After meeting Australian officials in Sydney, Hogan will go to Melbourne to seek opportunities for economic partnerships. There he will be joined by Jim Ports, head of the state toll road authority, and Commerce Secretary Kelly Schulz. All three Australian firms seen as potential bidders on the governor's Lexus Lane plan, Transurban, Macquarie and IFM, are headquartered in Melbourne.
“The finances of the toll lane scheme are looking more and more wobbly,” said Ben Ross, chair of the Maryland Transit Opportunities Coalition. “Transurban has already decided not to bid on the first phase. What taxpayer giveaways will the governor need to promise to keep the plan from collapsing entirely due to lack of bidder interest?
A ninety-year-old federal law appears to block construction of toll lanes on the Beltway in Silver Spring and wealthy Chevy Chase, the stretch of road that offers the most potential toll revenue. In June, the state's Board of Public Works voted to build the lanes on I-270 before the Beltway.
Adding to the project's financial risks are schedule delays revealed in a newsletter issued this morning by the Maryland Dept. of Transportation. The state now says that environmental studies for I-270 north of Shady Grove will not begin until next spring. With this delay, it will be nearly impossible to complete the study and procurement process before the governor's last day in office. 
As a result, the only contract Hogan can credibly offer potential bidders is for the 9-mile-long southern section of I-270, which is already twelve lanes wide. Adding four more lanes would only worsen congestion -- it would squeeze even more traffic into 2 northbound lanes at one end and the four lanes of the American Legion Bridge at the other. Drivers are sure to resist paying high tolls on a facility that leaves them still stuck in some of the state's worst traffic jams.
The initial Draft Environmental Impact Statement, covering most of the Beltway and the southern part of I-270, has also been delayed. Previously promised in December, this document is now scheduled for late winter 2020. 

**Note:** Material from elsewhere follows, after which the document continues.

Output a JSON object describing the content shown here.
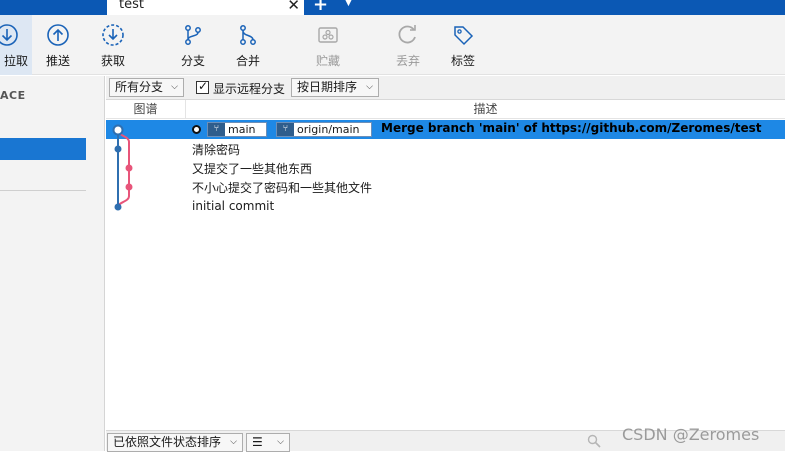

“The governor is going to the ends of the earth to find the money to rescue his collapsing scheme to privatize our interstate highways,” commented MTOC vice-chair Gary Hodge.  Even if he can somehow lure investors into this misguided legacy project, the job of cleaning up the mess will fall to his successor. It's essential that we return to Maryland's 50-year tradition of collaboration between the state and the counties in pursuing major transportation priorities.”